The upcoming performance of Swan Lake with two African-American lead dancers reminds some in Washington, D.C., of the legacy of dance at Howard University.
History will be made at the Kennedy Center’s Eisenhower Theater on the evening of Thursday, April 9, when Misty Copeland, a soloist with the American Ballet Theatre, joins Brooklyn Mack of the Washington Ballet in a performance of Swan Lake. Copeland and Mack, both African American, will go where no dancers of color have gone before. They will become the first African Americans to dance the leading roles of Odette/Odile and Prince Siegfried respectively in what remains our whitest performing art: classical ballet.
There should be little doubt that Copeland—a rising star at the American Ballet Theater who gained notoriety after appearing in a widely noticed Under Armour advertising campaign—and Mack—trained at Washington’s Kirov Academy of Ballet and Chicago’s Joffrey Ballet—have demonstrated ample talent on ballet stages around the world. Their appearance as leads in Swan Lake would be seen merely as appropriate next steps in their expanding careers if they were white.

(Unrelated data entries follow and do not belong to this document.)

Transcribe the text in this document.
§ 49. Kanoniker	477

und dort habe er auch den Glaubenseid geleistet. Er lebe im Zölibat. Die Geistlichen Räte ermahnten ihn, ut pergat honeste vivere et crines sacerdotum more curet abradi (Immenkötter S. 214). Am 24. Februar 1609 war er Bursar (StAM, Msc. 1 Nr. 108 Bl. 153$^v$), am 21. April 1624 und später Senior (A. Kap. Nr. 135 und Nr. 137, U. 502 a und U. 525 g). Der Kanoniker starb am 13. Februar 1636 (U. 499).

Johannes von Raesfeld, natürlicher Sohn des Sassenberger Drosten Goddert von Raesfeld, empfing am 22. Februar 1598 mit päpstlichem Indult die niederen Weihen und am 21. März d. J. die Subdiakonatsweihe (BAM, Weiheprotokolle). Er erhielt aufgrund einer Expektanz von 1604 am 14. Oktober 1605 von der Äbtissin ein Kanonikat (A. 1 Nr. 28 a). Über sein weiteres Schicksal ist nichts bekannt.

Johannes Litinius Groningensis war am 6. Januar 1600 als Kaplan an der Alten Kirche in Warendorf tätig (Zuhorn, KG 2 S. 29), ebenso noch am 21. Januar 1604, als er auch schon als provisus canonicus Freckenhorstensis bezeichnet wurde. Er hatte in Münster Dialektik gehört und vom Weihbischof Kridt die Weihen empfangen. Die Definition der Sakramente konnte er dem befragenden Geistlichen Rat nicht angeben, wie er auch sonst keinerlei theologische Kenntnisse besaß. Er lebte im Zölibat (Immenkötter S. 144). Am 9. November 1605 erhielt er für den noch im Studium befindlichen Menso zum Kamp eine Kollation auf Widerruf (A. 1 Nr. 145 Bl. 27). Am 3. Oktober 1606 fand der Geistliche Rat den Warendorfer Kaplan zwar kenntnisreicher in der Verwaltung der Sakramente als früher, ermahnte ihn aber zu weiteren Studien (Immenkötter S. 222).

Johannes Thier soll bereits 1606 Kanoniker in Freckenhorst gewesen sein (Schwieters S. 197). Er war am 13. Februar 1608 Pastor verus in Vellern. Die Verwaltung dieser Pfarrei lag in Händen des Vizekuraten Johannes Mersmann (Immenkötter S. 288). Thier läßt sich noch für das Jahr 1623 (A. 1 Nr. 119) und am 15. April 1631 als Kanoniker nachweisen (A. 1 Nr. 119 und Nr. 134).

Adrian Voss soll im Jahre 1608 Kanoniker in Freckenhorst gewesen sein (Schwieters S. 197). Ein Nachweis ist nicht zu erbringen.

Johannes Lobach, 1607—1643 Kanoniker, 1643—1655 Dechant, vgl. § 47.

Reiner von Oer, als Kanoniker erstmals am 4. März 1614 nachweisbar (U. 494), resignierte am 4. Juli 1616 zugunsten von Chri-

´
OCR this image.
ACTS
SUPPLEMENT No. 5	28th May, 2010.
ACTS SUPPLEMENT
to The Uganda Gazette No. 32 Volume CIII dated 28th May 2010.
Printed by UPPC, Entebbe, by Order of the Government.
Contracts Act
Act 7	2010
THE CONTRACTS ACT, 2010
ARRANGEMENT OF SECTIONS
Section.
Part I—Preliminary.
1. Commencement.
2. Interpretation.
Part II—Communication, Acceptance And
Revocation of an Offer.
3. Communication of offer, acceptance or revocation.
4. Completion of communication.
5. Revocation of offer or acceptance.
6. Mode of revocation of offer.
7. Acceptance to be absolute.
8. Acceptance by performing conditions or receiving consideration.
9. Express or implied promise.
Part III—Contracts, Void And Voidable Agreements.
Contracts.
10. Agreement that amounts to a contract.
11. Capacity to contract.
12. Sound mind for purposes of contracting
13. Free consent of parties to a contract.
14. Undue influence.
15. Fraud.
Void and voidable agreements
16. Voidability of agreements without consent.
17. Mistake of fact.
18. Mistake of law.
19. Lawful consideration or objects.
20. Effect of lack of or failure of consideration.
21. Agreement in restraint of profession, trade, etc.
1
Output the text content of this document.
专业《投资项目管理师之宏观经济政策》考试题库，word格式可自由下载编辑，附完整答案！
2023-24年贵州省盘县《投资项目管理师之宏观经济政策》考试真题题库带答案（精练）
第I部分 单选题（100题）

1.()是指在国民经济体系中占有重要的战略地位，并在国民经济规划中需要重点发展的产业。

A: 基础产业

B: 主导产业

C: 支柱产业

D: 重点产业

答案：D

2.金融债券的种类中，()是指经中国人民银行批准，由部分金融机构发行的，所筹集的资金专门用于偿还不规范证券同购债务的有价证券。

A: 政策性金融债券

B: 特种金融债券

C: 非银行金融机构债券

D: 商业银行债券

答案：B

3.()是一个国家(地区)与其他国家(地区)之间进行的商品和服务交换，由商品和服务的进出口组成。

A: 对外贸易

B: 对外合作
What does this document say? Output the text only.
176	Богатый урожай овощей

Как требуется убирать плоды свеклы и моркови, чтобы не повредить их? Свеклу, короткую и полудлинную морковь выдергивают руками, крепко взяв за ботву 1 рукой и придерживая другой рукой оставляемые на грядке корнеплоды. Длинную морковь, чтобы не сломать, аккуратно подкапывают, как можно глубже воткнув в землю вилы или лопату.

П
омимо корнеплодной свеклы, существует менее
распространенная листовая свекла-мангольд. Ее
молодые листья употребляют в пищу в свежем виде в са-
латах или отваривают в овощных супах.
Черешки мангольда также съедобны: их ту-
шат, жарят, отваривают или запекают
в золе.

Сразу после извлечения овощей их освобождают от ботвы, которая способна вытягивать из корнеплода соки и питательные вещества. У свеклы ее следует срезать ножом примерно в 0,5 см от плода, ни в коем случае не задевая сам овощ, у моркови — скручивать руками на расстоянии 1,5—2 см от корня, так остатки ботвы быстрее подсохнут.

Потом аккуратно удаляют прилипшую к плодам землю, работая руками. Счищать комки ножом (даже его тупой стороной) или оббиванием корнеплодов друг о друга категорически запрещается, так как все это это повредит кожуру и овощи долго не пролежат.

Their success should remind all Washingtonians of the pioneering role that D.C. has played in promoting African-American dance. As dance historian Tamara Brown has noted, the juxtaposition of academic training at Howard University and the numerous popular theaters along U Street nurtured a creative center for African-American dance during much of the 20th century. Howard University’s Maryrose Reeves Allen stood at the heart of this energetic scene.